5. VAT will remain a problem

  • The U.S. administration is coming down hard on the EU and Canada on what it views as unfair trade practice in value added tax (VAT) and general sale tax (GST).
  • The EU won’t budge, and it’s hard to see Canada making concessions as it’s a critical revenue source.
  • The issue will be contentious globally as 90% of countries have some form of GST like VAT.

6. USMCA is at risk

  • Verheul suggests leaving dairy, digital services tax (DST), and other contentious issues as is until there is proper negotiation.
  • He would not negotiate until tariffs are removed, and the U.S. expresses willingness to protect duty-free access. Without that commitment to duty-free, the U.S. Mexico-Canada (USMCA) trade agreement would not be worth fighting for.
  • He suggests sticking with the trilateral approach. Canada made “a significant mistake” by isolating Mexico early on.
  • Mexico is better to have at the table as it makes Canada look better, especially as the U.S. is more concerned with the southern border. Let Mexico take the heat.

7. Canada needs a strategic offramp

  • The U.S. is interested in broader continental security, but that’s hard to discuss if it’s not committed to trade access.
  • Canada’s premiers are also not aligned on what concessions to make.

8. Chinese investments will be a target

  • That would be tricky, especially for critical minerals.
  • Canada has taken a number of measures to restrict Chinese foreign direct investment in sensitive areas. That was largely done in reaction to U.S. concerns, but presents a challenge to Canada in how it develops its critical mineral resources.
  • Canada needs to rethink its relationship with China through the prism of critical minerals and border security.

9. China’s reaction to U.S. actions will be key

  • China has signalled it will retaliate with countermeasures, including tariffs, sanctions, and export controls to U.S. actions but only after U.S. measures take effect.
  • China will likely respond by targeting U.S. agriculture, as it’s the top importer of U.S. agriculture, at US$33.7 billion, followed by Mexico at US$28.2 billion, and Canada at US$27 billion.

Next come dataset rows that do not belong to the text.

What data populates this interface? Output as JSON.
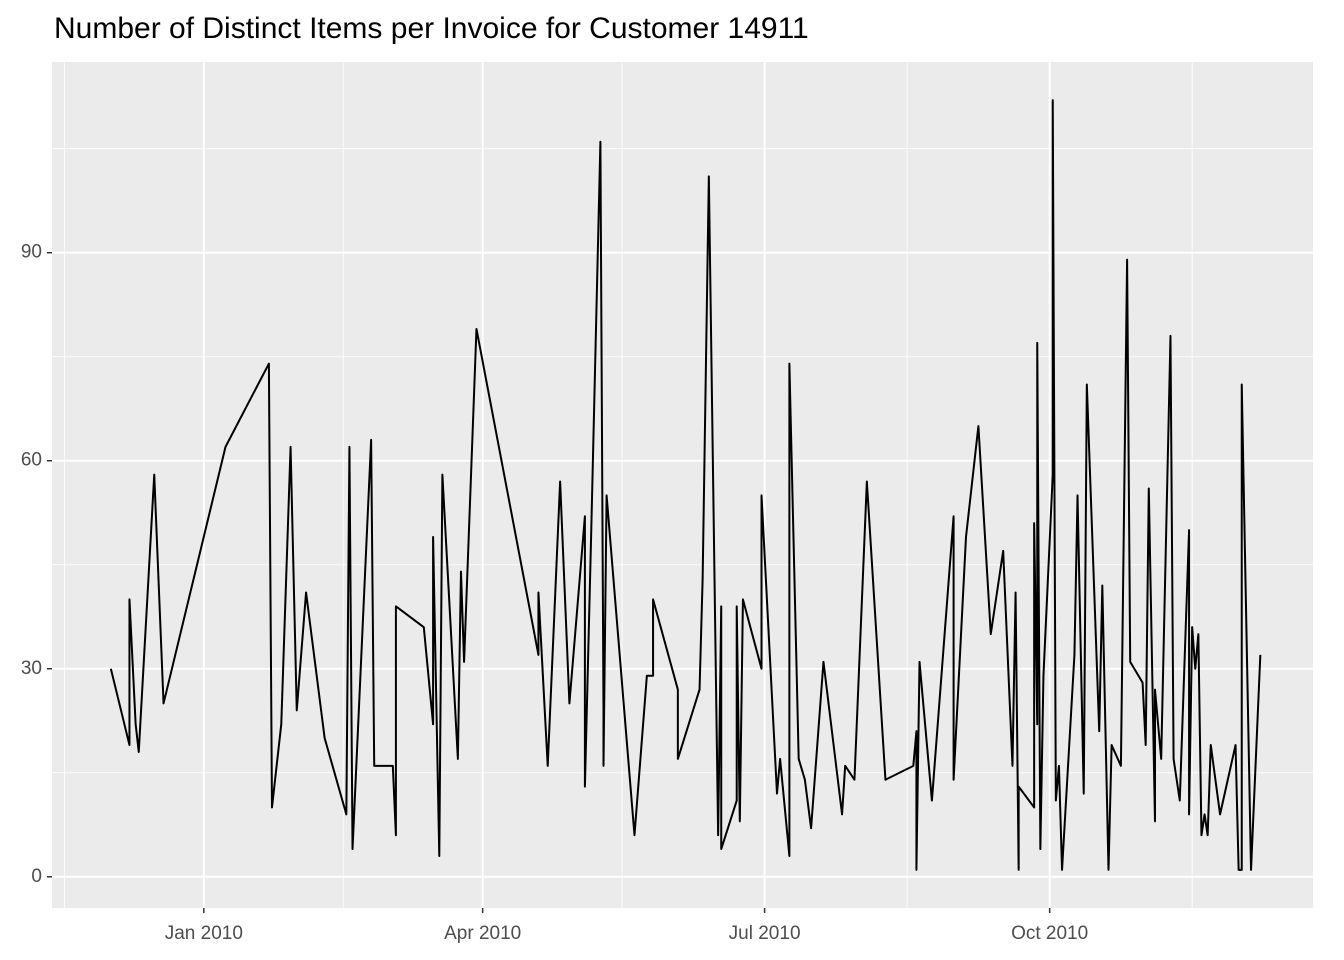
{
  "chart_data": {
    "type": "line",
    "title": "Number of Distinct Items per Invoice for Customer 14911",
    "color": "#000000",
    "x": [
      14580,
      14586,
      14586,
      14588,
      14589,
      14594,
      14597,
      14617,
      14631,
      14632,
      14635,
      14638,
      14640,
      14643,
      14649,
      14656,
      14657,
      14658,
      14664,
      14665,
      14671,
      14672,
      14672,
      14681,
      14684,
      14684,
      14686,
      14687,
      14692,
      14693,
      14694,
      14698,
      14718,
      14718,
      14721,
      14725,
      14728,
      14733,
      14733,
      14735,
      14738,
      14739,
      14739,
      14740,
      14749,
      14753,
      14755,
      14755,
      14763,
      14763,
      14770,
      14771,
      14773,
      14776,
      14777,
      14777,
      14782,
      14782,
      14783,
      14784,
      14790,
      14790,
      14795,
      14796,
      14799,
      14799,
      14802,
      14804,
      14806,
      14810,
      14816,
      14817,
      14820,
      14824,
      14830,
      14839,
      14840,
      14840,
      14841,
      14845,
      14852,
      14852,
      14856,
      14860,
      14864,
      14868,
      14871,
      14872,
      14873,
      14873,
      14878,
      14878,
      14879,
      14879,
      14880,
      14881,
      14884,
      14884,
      14885,
      14886,
      14887,
      14891,
      14892,
      14894,
      14895,
      14899,
      14900,
      14902,
      14903,
      14906,
      14908,
      14909,
      14913,
      14914,
      14915,
      14917,
      14917,
      14919,
      14922,
      14923,
      14925,
      14928,
      14928,
      14929,
      14930,
      14931,
      14932,
      14933,
      14934,
      14935,
      14938,
      14943,
      14944,
      14945,
      14945,
      14948,
      14951
    ],
    "values": [
      30,
      19,
      40,
      22,
      18,
      58,
      25,
      62,
      74,
      10,
      22,
      62,
      24,
      41,
      20,
      9,
      62,
      4,
      63,
      16,
      16,
      6,
      39,
      36,
      22,
      49,
      3,
      58,
      17,
      44,
      31,
      79,
      32,
      41,
      16,
      57,
      25,
      52,
      13,
      49,
      106,
      24,
      16,
      55,
      6,
      29,
      29,
      40,
      27,
      17,
      27,
      43,
      101,
      6,
      39,
      4,
      11,
      39,
      8,
      40,
      30,
      55,
      12,
      17,
      3,
      74,
      17,
      14,
      7,
      31,
      9,
      16,
      14,
      57,
      14,
      16,
      21,
      1,
      31,
      11,
      52,
      14,
      49,
      65,
      35,
      47,
      16,
      41,
      1,
      13,
      10,
      51,
      22,
      77,
      4,
      29,
      58,
      112,
      11,
      16,
      1,
      32,
      55,
      12,
      71,
      21,
      42,
      1,
      19,
      16,
      89,
      31,
      28,
      19,
      56,
      8,
      27,
      17,
      78,
      17,
      11,
      50,
      9,
      36,
      30,
      35,
      6,
      9,
      6,
      19,
      9,
      19,
      1,
      1,
      71,
      1,
      32
    ],
    "xlim": [
      14561,
      14968
    ],
    "xticks": [
      {
        "value": 14610,
        "label": "Jan 2010"
      },
      {
        "value": 14700,
        "label": "Apr 2010"
      },
      {
        "value": 14791,
        "label": "Jul 2010"
      },
      {
        "value": 14883,
        "label": "Oct 2010"
      }
    ],
    "xminor": [
      14565,
      14655,
      14745,
      14837,
      14929
    ],
    "ylim": [
      -4.5,
      117.5
    ],
    "yticks": [
      0,
      30,
      60,
      90
    ],
    "yminor": [
      15,
      45,
      75,
      105
    ],
    "grid": true
  }
}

10. Markets may prove to be the final check and balance

  • Trump still considers stock markets to be the leading arbiter. So far, they have been muted or resilient in response to tariff threats, at least in daily swings.
  • Business and consumer confidence is being hit, and causing an investment slowdown.
  • The S&P 500 is down 7.1% since Trump’s January 20 inauguration. The index is 9.3% lower than its all-time high, achieved on February 19, 2025.

John Stackhouse is Senior Vice-President, office of the CEO, at Royal Bank of Canada, and head of RBC Thought Leadership.